You are viewing a plain text version of this content. The canonical link for it is here.
Posted to user@hbase.apache.org by Christopher Dorner <ch...@gmail.com> on 2011/10/16 11:48:21 UTC
Reduce-side-join, input from hbase and hdfs
Hi,
I am considering doing Reduce-Side-Joins, where one input would be read
from HDFS and another one from a HBase Table.
is it somehow possible to use
TableMapReduceUtil.initTableMapperJob(table, scan, Mapper_HBase.class,
..., job);
and
MultipleInputs(job, path, ..., Mapper_HDFS.class)
in the same time for one job?
It seems, MultipleInputs(...) gets the priority when i tried to use
both. The Mapper_HBase was not executed. It executes, when i remove the
MultipleInputs.
And is there something equivalent to MultipleInputs() for HBase Tables?
e.g. MultipleTableInputs()? I saw there was a request here
https://issues.apache.org/jira/browse/HBASE-2965
A workaround would be to write the Scan Results to HDFS first and do the
reduce-side join by using MultipleInputs. But i wanted to avoid this
additional I/O overhead.
Thanks,
Christopher
Re: Reduce-side-join, input from hbase and hdfs
Posted by Jean-Daniel Cryans <jd...@apache.org>.
You cannot have 2 input formats, so at this point you need to write your own
input format that is both an input format for HDFS files and HBase.
Currently there's no MultipleTableInputFormat, although it wouldn't solve
your problem because it won't take HDFS inputs.
Your other option sounds right, although slower as you mentioned.
J-D
On Sun, Oct 16, 2011 at 2:48 AM, Christopher Dorner <
christopher.dorner@gmail.com> wrote:
> Hi,
>
> I am considering doing Reduce-Side-Joins, where one input would be read
> from HDFS and another one from a HBase Table.
>
> is it somehow possible to use
>
> TableMapReduceUtil.**initTableMapperJob(table, scan, Mapper_HBase.class,
> ..., job);
>
> and
>
> MultipleInputs(job, path, ..., Mapper_HDFS.class)
>
> in the same time for one job?
> It seems, MultipleInputs(...) gets the priority when i tried to use both.
> The Mapper_HBase was not executed. It executes, when i remove the
> MultipleInputs.
>
>
> And is there something equivalent to MultipleInputs() for HBase Tables?

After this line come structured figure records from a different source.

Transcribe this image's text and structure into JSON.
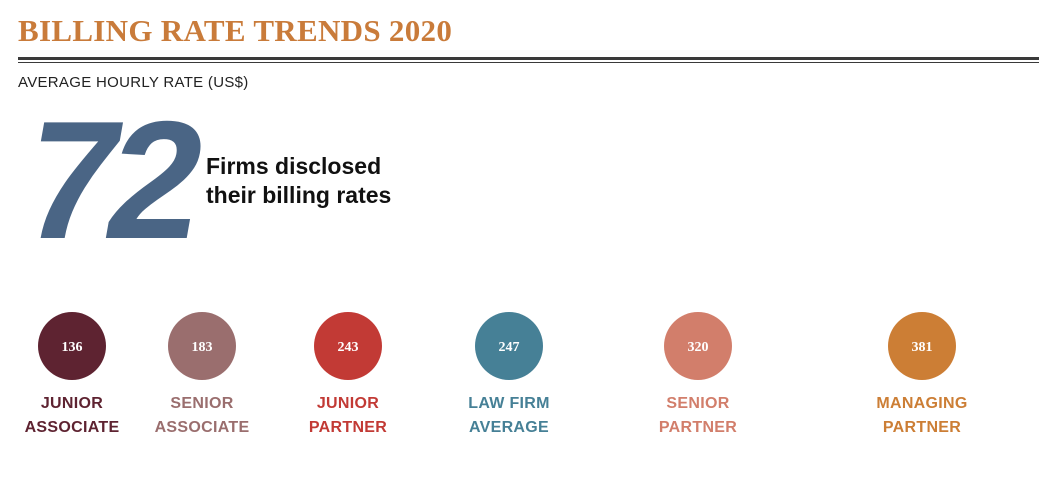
{
  "header": {
    "title": "BILLING RATE TRENDS 2020",
    "subtitle": "AVERAGE HOURLY RATE (US$)"
  },
  "highlight": {
    "value": "72",
    "caption_line1": "Firms disclosed",
    "caption_line2": "their billing rates"
  },
  "colors": {
    "title": "#c97b3a",
    "highlight": "#4a6585",
    "junior_associate": "#5e2331",
    "senior_associate": "#9a6e6e",
    "junior_partner": "#c23a35",
    "law_firm_average": "#468096",
    "senior_partner": "#d27e6b",
    "managing_partner": "#cc7e35"
  },
  "chart_data": {
    "type": "bubble",
    "title": "BILLING RATE TRENDS 2020",
    "subtitle": "AVERAGE HOURLY RATE (US$)",
    "unit": "US$ per hour",
    "series": [
      {
        "label_line1": "JUNIOR",
        "label_line2": "ASSOCIATE",
        "value": 136,
        "color": "#5e2331"
      },
      {
        "label_line1": "SENIOR",
        "label_line2": "ASSOCIATE",
        "value": 183,
        "color": "#9a6e6e"
      },
      {
        "label_line1": "JUNIOR",
        "label_line2": "PARTNER",
        "value": 243,
        "color": "#c23a35"
      },
      {
        "label_line1": "LAW FIRM",
        "label_line2": "AVERAGE",
        "value": 247,
        "color": "#468096"
      },
      {
        "label_line1": "SENIOR",
        "label_line2": "PARTNER",
        "value": 320,
        "color": "#d27e6b"
      },
      {
        "label_line1": "MANAGING",
        "label_line2": "PARTNER",
        "value": 381,
        "color": "#cc7e35"
      }
    ]
  }
}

> e.g. MultipleTableInputs()? I saw there was a request here
> https://issues.apache.org/**jira/browse/HBASE-2965<https://issues.apache.org/jira/browse/HBASE-2965>
>
>
> A workaround would be to write the Scan Results to HDFS first and do the
> reduce-side join by using MultipleInputs. But i wanted to avoid this
> additional I/O overhead.
>
> Thanks,
> Christopher
>
>
>
>